The Data Center: How Are Minority-Owned Businesses Faring Post-Katrina?
NEW ORLEANS – While New Orleans Entrepreneur Week celebrates entrepreneurship through dozens of events in the city, The Data Center is looking at the extent to which African Americans, Latinos and other minorities have benefitted equitably from the rise of entrepreneurship post-Katrina.
Data Center reps said the most recent data shows that the rate of business startups in metro New Orleans is a whopping 68 percent higher than the national average, and the New Orleans entrepreneurial ecosystem has expanded with traditional incubators growing and new incubators emerging.
But as recently as 2012, they said, while minorities represented 47 percent of the metro New Orleans population, they owned only 36 percent of all firms, and received only 2 percent of all receipts—a share that has remained stagnant both pre and post-Katrina.
Minority-owned businesses are important because they are more likely than other employers to hire minorities, especially low-income African Americans, Data Center reps said. Also, they tend to invest in local institutions, such as schools, social clubs and community development organizations fostering additional economic growth.

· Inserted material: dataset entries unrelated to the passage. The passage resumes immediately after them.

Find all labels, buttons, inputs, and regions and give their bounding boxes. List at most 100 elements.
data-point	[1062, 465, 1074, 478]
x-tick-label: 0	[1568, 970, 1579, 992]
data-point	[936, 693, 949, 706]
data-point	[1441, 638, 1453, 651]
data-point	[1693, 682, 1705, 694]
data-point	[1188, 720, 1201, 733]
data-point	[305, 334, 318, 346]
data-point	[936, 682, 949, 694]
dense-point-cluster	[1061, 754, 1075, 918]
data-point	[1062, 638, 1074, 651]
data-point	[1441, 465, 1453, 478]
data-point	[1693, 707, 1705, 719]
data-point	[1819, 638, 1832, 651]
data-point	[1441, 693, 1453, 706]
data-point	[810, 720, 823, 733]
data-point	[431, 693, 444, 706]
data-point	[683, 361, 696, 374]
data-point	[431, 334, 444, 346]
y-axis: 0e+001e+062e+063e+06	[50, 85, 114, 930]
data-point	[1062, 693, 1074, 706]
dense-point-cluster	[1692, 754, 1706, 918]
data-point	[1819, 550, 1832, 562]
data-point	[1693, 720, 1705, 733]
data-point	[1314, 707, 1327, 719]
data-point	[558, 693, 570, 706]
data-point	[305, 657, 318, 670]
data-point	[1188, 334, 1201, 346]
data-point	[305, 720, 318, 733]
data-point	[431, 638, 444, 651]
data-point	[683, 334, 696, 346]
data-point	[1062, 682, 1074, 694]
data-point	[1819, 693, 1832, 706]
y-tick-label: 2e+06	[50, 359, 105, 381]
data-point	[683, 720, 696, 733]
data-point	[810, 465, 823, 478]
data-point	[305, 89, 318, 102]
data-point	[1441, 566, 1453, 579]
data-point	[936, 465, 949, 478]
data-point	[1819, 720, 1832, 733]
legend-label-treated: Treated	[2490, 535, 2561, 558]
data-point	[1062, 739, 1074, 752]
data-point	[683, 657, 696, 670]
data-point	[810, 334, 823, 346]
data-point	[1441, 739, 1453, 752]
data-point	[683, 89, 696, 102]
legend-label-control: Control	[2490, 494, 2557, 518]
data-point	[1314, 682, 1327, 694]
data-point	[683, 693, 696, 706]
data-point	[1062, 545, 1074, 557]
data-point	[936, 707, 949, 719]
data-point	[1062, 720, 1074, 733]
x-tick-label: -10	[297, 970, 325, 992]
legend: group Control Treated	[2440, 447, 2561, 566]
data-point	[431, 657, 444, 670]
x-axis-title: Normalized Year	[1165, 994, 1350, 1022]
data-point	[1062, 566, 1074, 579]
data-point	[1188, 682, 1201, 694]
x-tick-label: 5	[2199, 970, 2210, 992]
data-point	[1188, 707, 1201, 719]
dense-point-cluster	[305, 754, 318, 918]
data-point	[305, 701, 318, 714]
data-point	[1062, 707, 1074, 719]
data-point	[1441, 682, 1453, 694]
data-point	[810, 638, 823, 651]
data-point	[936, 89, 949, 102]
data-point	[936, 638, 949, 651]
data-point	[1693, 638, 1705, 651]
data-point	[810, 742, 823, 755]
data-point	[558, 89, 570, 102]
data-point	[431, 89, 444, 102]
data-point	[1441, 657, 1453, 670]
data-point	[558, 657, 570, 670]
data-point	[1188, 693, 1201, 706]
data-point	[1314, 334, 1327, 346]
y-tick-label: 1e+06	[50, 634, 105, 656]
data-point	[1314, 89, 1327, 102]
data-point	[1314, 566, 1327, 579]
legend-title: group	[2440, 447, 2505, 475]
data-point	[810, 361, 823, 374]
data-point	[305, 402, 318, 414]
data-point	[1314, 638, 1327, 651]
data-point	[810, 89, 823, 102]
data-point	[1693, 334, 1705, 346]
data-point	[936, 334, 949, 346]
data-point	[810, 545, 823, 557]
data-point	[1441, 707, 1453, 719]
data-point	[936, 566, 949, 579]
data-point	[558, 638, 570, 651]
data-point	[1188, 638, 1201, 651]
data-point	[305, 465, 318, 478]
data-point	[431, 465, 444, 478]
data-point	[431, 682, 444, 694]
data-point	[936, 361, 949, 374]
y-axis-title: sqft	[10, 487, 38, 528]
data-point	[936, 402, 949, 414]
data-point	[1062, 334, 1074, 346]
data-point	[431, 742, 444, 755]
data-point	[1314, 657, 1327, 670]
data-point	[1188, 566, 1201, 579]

A healthy entrepreneurial ecosystem that helps firms access resources while they refine their operations and gain market acceptance has many dimensions, Data Center reps said. These include financial services, government regulations, a skilled workforce, an initial customer base, support services and societal norms around comfort with innovation.
The Data Center released a new infographic that highlights a few key policies and practices that government, incubators and entrepreneurs themselves can undertake to increase the benefits that can be realized to and from minority entrepreneurs.